“No… No, look, I’d really like to avoid a trip to the city…” My diplomatic pleas were falling on deaf ears. The corporate client of a web development client wanted a meeting, and that was that.
I understand. They are a group of people in suits who want me to be their psychotherawriter (not to be confused with psychowriter). They want to feel important by impressing me with their money, their boardrooms, their leather chairs…
Well, okay. Leather chairs impress me. So do swanky “working” lunches. But a three-hour round trip on Canadian winter roads crammed into a week where I’m already too busy doesn’t impress me in the least.
Yet corporate Canada calls and I must listen.
“I have a bad feeling about this one,” I sighed to my client. I can say things like that to him. He understands. “I really don’t have to do this, you know. This is why I became a freelancer. To be free.”
For the rest of the day, that phrase haunted me.
The fairytale dreams of freelancing are wonderful ones. We shall work in our underwear and never comb our hair. We shall eat Brie when we feel like it and drink wine at 3 pm. We’ll save money on commuting and become financially self-sufficient.
Then we take a leap of faith, buoyed by the breezes of dreams and for a moment in time, life is fantastic. We do eat Brie and drink wine. Once, maybe twice. After that, the thrill wears off. It’s back to chips and contemplating getting drunk.
Underwear does become a staple of the closet, but in three weeks or so, we dig out better clothing because really, working in your underwear is silly. We comb our hair, save on commuting and worry about our self-sufficiency when our financial means experience fantastic roller coaster rides the likes you’ve never seen.
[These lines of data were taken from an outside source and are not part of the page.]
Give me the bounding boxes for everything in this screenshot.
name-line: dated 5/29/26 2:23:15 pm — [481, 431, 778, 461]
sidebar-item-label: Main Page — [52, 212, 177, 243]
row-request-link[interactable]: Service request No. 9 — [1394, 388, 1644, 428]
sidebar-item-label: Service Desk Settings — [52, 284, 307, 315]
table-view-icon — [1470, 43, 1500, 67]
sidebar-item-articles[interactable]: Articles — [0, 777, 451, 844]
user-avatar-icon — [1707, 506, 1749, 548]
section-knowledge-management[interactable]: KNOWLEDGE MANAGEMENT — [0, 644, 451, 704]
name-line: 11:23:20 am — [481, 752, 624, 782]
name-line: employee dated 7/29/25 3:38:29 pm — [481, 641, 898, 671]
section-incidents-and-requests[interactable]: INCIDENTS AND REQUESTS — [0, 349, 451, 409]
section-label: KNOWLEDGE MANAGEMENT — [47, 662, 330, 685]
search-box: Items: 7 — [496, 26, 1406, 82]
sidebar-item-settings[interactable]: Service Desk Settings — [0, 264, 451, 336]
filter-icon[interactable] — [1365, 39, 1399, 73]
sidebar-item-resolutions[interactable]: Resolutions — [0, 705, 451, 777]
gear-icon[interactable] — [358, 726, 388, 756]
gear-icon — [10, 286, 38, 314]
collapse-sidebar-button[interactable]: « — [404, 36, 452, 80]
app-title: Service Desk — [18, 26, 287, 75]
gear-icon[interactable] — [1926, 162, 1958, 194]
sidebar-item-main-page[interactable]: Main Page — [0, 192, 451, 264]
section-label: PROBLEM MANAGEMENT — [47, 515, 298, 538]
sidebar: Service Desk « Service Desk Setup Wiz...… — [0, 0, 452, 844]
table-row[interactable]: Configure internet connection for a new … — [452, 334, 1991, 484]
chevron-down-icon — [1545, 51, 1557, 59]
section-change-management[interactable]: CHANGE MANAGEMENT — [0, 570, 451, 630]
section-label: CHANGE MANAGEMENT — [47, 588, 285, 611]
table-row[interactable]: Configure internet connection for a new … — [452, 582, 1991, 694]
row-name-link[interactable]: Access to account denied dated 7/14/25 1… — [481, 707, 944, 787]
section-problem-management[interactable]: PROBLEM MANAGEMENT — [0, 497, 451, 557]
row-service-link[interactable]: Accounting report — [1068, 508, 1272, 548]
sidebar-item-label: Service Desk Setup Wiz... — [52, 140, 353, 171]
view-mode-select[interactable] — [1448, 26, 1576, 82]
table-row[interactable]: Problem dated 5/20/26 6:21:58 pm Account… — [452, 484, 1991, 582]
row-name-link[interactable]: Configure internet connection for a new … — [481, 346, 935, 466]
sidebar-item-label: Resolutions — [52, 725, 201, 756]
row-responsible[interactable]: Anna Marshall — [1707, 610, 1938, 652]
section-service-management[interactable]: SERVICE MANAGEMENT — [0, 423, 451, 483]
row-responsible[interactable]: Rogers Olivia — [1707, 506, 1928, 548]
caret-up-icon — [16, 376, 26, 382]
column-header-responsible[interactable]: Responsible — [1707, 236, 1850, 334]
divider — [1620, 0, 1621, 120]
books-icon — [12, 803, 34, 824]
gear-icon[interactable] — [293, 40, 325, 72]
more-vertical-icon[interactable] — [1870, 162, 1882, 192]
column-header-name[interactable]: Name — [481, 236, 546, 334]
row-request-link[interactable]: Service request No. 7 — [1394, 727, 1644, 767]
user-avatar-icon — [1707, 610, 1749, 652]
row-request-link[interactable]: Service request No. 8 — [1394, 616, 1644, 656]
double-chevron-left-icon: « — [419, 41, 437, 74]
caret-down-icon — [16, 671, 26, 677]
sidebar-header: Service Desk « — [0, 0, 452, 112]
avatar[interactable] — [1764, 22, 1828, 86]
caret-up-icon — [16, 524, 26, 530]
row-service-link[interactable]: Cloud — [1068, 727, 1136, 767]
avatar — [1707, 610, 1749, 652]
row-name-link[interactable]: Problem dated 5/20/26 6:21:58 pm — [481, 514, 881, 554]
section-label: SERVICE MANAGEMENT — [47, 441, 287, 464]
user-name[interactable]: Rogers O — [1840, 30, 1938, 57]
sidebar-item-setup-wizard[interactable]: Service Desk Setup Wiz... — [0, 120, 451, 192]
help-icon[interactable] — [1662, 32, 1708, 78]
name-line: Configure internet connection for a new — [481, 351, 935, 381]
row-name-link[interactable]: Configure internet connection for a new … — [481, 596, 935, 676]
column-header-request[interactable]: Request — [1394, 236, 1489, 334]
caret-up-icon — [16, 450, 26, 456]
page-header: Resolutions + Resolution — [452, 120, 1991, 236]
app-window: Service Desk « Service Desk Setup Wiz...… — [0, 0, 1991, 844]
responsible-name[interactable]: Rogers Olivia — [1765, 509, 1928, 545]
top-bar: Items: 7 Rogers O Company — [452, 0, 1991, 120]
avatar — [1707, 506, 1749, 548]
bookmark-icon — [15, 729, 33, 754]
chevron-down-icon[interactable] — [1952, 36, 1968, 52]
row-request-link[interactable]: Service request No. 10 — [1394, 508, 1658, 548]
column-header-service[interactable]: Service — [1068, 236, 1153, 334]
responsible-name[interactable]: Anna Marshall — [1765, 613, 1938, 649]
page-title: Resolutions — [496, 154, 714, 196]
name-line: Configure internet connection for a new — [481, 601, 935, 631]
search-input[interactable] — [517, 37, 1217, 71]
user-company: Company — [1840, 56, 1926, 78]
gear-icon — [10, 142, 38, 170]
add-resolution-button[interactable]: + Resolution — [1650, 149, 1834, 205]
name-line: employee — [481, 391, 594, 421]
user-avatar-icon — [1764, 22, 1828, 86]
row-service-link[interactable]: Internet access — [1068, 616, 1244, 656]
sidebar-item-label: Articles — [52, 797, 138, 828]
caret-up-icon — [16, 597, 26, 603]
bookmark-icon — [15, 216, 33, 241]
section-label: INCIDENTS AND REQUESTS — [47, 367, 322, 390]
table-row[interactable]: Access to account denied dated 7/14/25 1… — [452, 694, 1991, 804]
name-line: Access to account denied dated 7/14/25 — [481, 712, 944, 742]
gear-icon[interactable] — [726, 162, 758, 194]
Then things settle. Freelancers stabilize their lives (somewhat; most still drink and worry about money). They take on bigger and bigger gigs. Things are looking up. Brie is a possibility again and the underwear might include designer labels. Clients are more important than before. Rates rise. So do bank accounts.
So does the pressure to perform. So does the song and dance of red tape or meetings that go nowhere. So does working on jobs that we don’t really enjoy, that pay well or that seem important but that are so far from our vision of why we began freelancing that they almost hurt.
In recent weeks, I’ve been too busy to remember what freedom means to me or why I began this crazy ride. I want the freedom to choose and to agree on my own terms, not someone else’s. I want the freedom to say no, even if it costs me. I want the freedom to write what I enjoy and pass on what I don’t.